Tough Tech Ventures
Course Number 1727
Course Overview
Tough tech ventures face both high levels of technology and commercial pathway uncertainty, and therefore demand their own strategies and tactics for managing risk vs. reward. Historically, most entrepreneurship courses (at HBS, and elsewhere) disproportionately focus on consumer- and /or software-centric business model and product experimentation tools (e.g., business model canvas, Lean Startup methodology) which are optimized for venture opportunities with relatively low technological and/or market uncertainty.

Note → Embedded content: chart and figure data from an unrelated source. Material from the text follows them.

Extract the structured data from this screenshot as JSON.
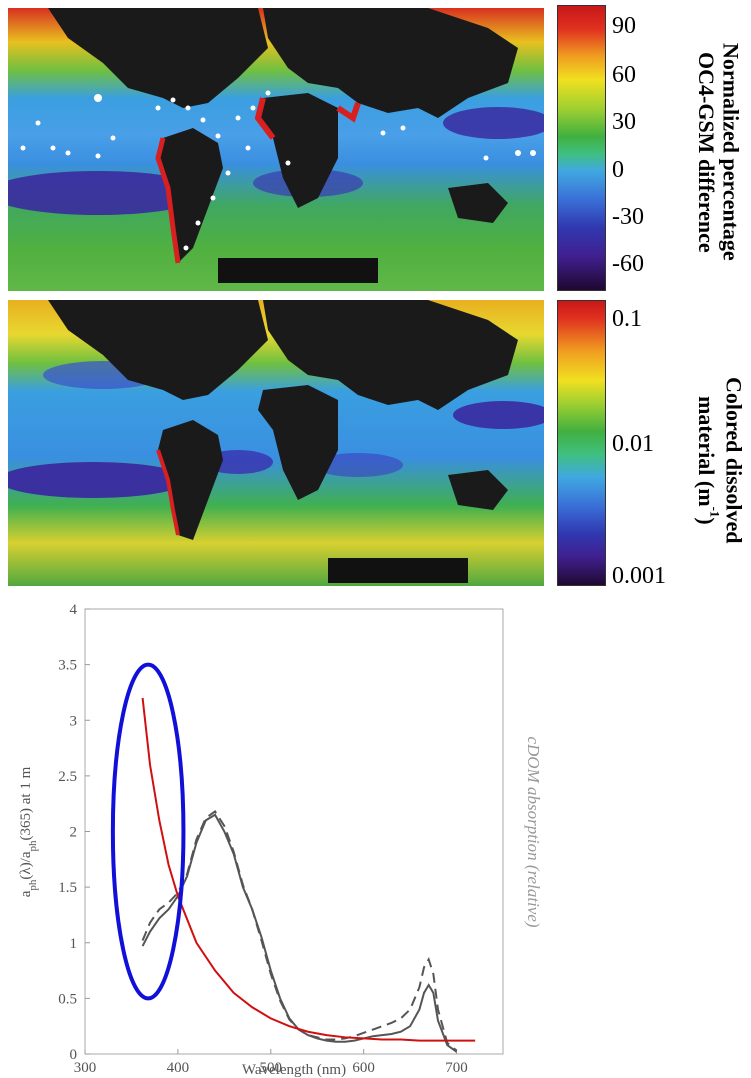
{
  "panel_top": {
    "title_line1": "Normalized percentage",
    "title_line2": "OC4-GSM difference",
    "colorbar_ticks": [
      "90",
      "60",
      "30",
      "0",
      "-30",
      "-60"
    ]
  },
  "panel_middle": {
    "title_line1": "Colored dissolved",
    "title_line2": "material (m",
    "title_sup": "-1",
    "title_end": ")",
    "colorbar_ticks": [
      "0.1",
      "0.01",
      "0.001"
    ]
  },
  "colors": {
    "ocean_low": "#3a1a8a",
    "ocean_mid": "#3a8fe0",
    "ocean_green": "#3aa83a",
    "ocean_yellow": "#e8d020",
    "ocean_red": "#d02010",
    "land": "#1a1a1a",
    "cdom_curve": "#d01010",
    "ellipse": "#1010d8",
    "absorption_curves": "#555555"
  },
  "chart_data": {
    "type": "line",
    "xlabel": "Wavelength (nm)",
    "ylabel": "a_ph(λ)/a_ph(365) at 1 m",
    "ylabel_right": "cDOM absorption (relative)",
    "xlim": [
      300,
      750
    ],
    "ylim": [
      0,
      4
    ],
    "x_ticks": [
      "300",
      "400",
      "500",
      "600",
      "700"
    ],
    "y_ticks": [
      "0",
      "0.5",
      "1",
      "1.5",
      "2",
      "2.5",
      "3",
      "3.5",
      "4"
    ],
    "series": [
      {
        "style": "solid-gray",
        "x": [
          362,
          370,
          380,
          390,
          400,
          410,
          420,
          430,
          440,
          450,
          460,
          470,
          480,
          490,
          500,
          510,
          520,
          530,
          540,
          550,
          560,
          570,
          580,
          590,
          600,
          610,
          620,
          630,
          640,
          650,
          660,
          665,
          670,
          675,
          680,
          690,
          700
        ],
        "y": [
          0.97,
          1.1,
          1.22,
          1.3,
          1.42,
          1.6,
          1.9,
          2.1,
          2.15,
          2.0,
          1.8,
          1.5,
          1.3,
          1.05,
          0.75,
          0.5,
          0.32,
          0.22,
          0.17,
          0.14,
          0.12,
          0.11,
          0.11,
          0.12,
          0.14,
          0.16,
          0.17,
          0.18,
          0.2,
          0.25,
          0.4,
          0.55,
          0.62,
          0.55,
          0.3,
          0.08,
          0.02
        ]
      },
      {
        "style": "dashed-gray",
        "x": [
          362,
          370,
          380,
          390,
          400,
          410,
          420,
          430,
          440,
          450,
          460,
          470,
          480,
          490,
          500,
          510,
          520,
          530,
          540,
          550,
          560,
          570,
          580,
          590,
          600,
          610,
          620,
          630,
          640,
          650,
          660,
          665,
          670,
          675,
          680,
          690,
          700
        ],
        "y": [
          1.02,
          1.18,
          1.3,
          1.36,
          1.45,
          1.62,
          1.93,
          2.12,
          2.18,
          2.05,
          1.82,
          1.52,
          1.3,
          1.02,
          0.72,
          0.48,
          0.31,
          0.22,
          0.17,
          0.15,
          0.13,
          0.13,
          0.14,
          0.16,
          0.19,
          0.22,
          0.25,
          0.28,
          0.32,
          0.4,
          0.6,
          0.78,
          0.85,
          0.72,
          0.4,
          0.1,
          0.03
        ]
      },
      {
        "style": "red",
        "x": [
          362,
          370,
          380,
          390,
          400,
          420,
          440,
          460,
          480,
          500,
          520,
          540,
          560,
          580,
          600,
          620,
          640,
          660,
          680,
          700,
          720
        ],
        "y": [
          3.2,
          2.6,
          2.1,
          1.7,
          1.42,
          1.0,
          0.75,
          0.55,
          0.42,
          0.32,
          0.25,
          0.2,
          0.17,
          0.15,
          0.14,
          0.13,
          0.13,
          0.12,
          0.12,
          0.12,
          0.12
        ]
      }
    ],
    "annotations": [
      {
        "type": "ellipse",
        "cx": 368,
        "cy": 2.0,
        "rx": 38,
        "ry": 1.5
      }
    ]
  }
}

While tough technology has the potential to transform incumbent industries and tackle our most pressing societal issues, the tough tech ventures which design and deploy these solutions confront a number of challenges that are distinct from those faced by more mainstream startups. This course has been built from the ground up to dig deeply into these challenges and to provide impactful and actionable frameworks which build on all the tools learned so far at HBS to overcome them in order to drive impact at scale.
Career Focus
This course has been specifically designed for students who are considering founding, joining or investing in tough tech ventures upon, or soon after, graduation. While the course is focused on advanced technology, students need not have a technical background, merely a passion for making an impact through participation in these ventures. The primary objective of this course is to enable students to holistically understand and evaluate tough tech ventures at the various stages of their development, identify specific commercialization frictions and apply a set of strategies to overcome those challenges and successfully lead these ventures to scale in order to generate financial returns and deliver the intended impact.
Key Learning Objectives
- Understand key founding and funding models for tough tech innovation
- Define tough tech R&D and product roadmaps, incorporating intellectual property concerns and “technoeconomic” forecasting
- Articulate paths to market and business models while accounting for tough tech value chains and competition
- Explore and negotiate strategic partnerships and investments
- Analyze the tough tech lifecycle financing sources and tradeoffs from early grants and equity to later stage deployment capital
- Examine global and local market failures that affect tough tech ventures and policy interventions that may stimulate (or stymy) the investment in, and scalability, of these ventures
- Identify best practices for designing, building, incenting and leading successful tough tech teams
Course Content & Organization
The main class tool will be case discussions based on a variety of tough tech ventures, including those pursuing frontier clean energy, material science, biotech and aerospace technologies. We will have case protagonists and guests in every class including tough tech entrepreneurs, investors and domain experts so you can engage directly with these practicioners from the burgeoning tough tech venture ecosystem. Additionally, the course will borrow heavily from Professor Matheson’s activities in founding, leading and investing in tough tech ventures and Professor Krieger’s research on R&D strategy and tough tech ventures.
Grading will be a combination of class participation, periodic written reflections and a final written case done in small Teams.